David Chaparro-Victoria1, Amelia Campos2, Silvia Crespo Aznarez3, Laura Karla Esterellas4, Vanesa Garces Horna4, MARTA SANCHEZ-MARTELES5, Juan Pablo Martínez6, Violeta Monasterio1, Jorge Rubio-gracia7, Alejandro Alcaine8
1Universidad San Jorge, 2Internal Medicine Department, 3Hospital Reina Sofía, 4Hospital Clínico Universitario Lozano Blesa, 5HCU LOZANO BLESA, 6jpmart@unizar.es, 7University of Zaragoza. Internal medicine department. Hospital clinico universitario Lozano Blesa. Instituto de investigación sanitario Aragon, 8CoMBA Group, University San Jorge


Abstract

Aims: Poin-of-care ultrasonography is a widely used diagnostic tool for assessing renal congestion in patients with cardio-renal syndrome (CRS). The Venous Excess Ultrasound grading system (VExUS) has recently been proposed as a systematic assessment of renal congestion in such patients. Its primary goal is the measurement of the inferior vena cava (IVC) diameter from M-mode ultrasound images, a manual task performed during patient evaluation that can be highly observer-dependent. The aim of this work is to propose an automated segmentation pipeline for the IVC diameter measurement from M-mode ultrasound images.

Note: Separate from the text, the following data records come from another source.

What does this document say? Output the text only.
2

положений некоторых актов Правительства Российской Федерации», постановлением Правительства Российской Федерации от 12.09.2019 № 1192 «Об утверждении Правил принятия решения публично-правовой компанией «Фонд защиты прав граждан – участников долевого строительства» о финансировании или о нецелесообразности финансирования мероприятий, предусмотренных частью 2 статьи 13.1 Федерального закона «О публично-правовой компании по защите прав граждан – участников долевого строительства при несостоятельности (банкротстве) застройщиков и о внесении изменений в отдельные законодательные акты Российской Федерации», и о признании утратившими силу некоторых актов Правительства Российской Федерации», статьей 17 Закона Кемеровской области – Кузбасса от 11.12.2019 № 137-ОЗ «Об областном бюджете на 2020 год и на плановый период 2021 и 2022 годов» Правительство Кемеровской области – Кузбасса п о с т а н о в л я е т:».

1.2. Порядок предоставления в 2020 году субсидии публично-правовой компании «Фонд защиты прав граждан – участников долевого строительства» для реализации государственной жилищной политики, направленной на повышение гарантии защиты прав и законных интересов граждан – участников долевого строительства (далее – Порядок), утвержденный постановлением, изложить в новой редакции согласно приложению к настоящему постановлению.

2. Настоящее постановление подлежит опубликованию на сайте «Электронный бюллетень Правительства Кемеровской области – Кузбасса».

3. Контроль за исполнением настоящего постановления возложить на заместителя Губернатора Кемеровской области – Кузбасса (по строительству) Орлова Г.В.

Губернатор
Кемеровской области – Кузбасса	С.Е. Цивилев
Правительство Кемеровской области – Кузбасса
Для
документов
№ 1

Materials: A total of 20 images from 13 CRS patients admitted to the Internal Medicine Department of the Hospital Clínico Universitario Lozano Blesa (Zaragoza, Spain) were processed. The images were acquired using a portable ultrasound device with an abdominal probe and exported in DICOM format.

Methods: Images were smoothed using a bilateral filter and binarized. The edges were detected from the binary mask and processed to identify pairs corresponding to the IVC walls, from which the IVC diameter profile was extracted. This profile was smoothed with a running average window of length 5% of the total recording time and the maximum diameter was obtained (see figure).

Results: Automated maximum diameter measurements were compared with manual ones made by clinicians. The results showed an error of -0.015 +- 0.318 cm and a correlation coefficient of 0.864.

Conclusions: The proposed IVC segmentation pipeline provided accurate diameter measurements, which may help to improve the assessment of renal congestion in CRS patients.